His teeth are stained; betel-juice reddens his gums. A red stream of expectorated paan-fluid leaves his lips, to hit, with commendable accuracy, a beautifully-wrought silver spittoon, which sits before him on the ground. Ayooba Shaheed Farooq are staring in amazement. “Don’t try to get it away from him,” Sgt.-Mjr. Najmuddin indicates the spittoon, “It sends him wild.” Ayooba begins, “Sir sir I thought you said three persons and a—,” but Najmuddin barks, “No questions! Obedience without queries! This is your tracker; that’s that. Dismiss.”

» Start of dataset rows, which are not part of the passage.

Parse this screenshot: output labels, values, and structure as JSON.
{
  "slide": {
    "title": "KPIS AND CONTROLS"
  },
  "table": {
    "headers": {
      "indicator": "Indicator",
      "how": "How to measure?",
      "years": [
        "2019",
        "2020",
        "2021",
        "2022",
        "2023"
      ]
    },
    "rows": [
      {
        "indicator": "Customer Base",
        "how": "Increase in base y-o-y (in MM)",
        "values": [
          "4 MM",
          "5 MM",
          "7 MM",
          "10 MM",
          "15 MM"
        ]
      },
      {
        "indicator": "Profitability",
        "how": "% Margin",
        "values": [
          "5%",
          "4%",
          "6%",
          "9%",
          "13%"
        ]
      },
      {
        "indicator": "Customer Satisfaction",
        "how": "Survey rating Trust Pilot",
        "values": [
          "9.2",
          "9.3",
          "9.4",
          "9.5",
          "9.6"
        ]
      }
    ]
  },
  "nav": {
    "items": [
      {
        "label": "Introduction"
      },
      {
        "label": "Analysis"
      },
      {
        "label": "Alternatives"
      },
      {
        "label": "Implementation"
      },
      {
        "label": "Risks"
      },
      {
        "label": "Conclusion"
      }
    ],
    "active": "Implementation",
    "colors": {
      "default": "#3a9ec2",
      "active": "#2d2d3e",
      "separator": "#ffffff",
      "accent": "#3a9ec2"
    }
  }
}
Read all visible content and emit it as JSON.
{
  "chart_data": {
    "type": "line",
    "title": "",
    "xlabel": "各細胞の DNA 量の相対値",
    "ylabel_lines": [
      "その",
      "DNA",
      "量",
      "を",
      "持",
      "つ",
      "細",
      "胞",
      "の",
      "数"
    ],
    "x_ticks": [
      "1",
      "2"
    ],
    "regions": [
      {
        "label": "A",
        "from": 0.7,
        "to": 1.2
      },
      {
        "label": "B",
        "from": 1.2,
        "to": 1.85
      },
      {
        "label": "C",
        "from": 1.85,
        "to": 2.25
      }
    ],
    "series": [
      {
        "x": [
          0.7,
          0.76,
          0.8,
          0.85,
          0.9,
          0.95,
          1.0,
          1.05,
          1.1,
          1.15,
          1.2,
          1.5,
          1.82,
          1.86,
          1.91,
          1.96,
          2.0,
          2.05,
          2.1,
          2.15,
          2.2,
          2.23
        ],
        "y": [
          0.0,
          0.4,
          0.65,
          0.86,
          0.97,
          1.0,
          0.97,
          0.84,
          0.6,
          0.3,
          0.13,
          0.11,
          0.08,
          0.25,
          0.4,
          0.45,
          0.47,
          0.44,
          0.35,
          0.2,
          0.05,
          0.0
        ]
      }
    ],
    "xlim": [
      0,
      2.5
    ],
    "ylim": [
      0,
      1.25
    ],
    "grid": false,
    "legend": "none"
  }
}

At that time, Ayooba and Farooq were sixteen and a half years old. Shaheed (who had lied about his age) was perhaps a year younger. Because they were so young, and had not had time to acquire the type of memories which give men a firm hold on reality, such as memories of love or famine, the boy soldiers were highly susceptible to the influence of legends and gossip. Within twenty-four hours, in the course of mess-hall conversations with other CUTIA units, the man-dog had been fully mythologized … “From a really important family, man!”—“The idiot child, they put him in the Army to make a man of him!”—“Had a war accident in ’65, yaar, can’t won’t remember a thing about it!”—“Listen, I heard he was the brother of”—“No, man, that’s crazy, she is good, you know, so simple and holy, how would she leave her brother?”—“Anyway he refuses to talk about it.”—“I heard one terrible thing, she hated him, man, that’s why she!”—“No memory; not interested in people, lives like a dog!”—“But the tracking business is true all right! You see that nose on him?”—“Yah, man, he can follow any trail on earth!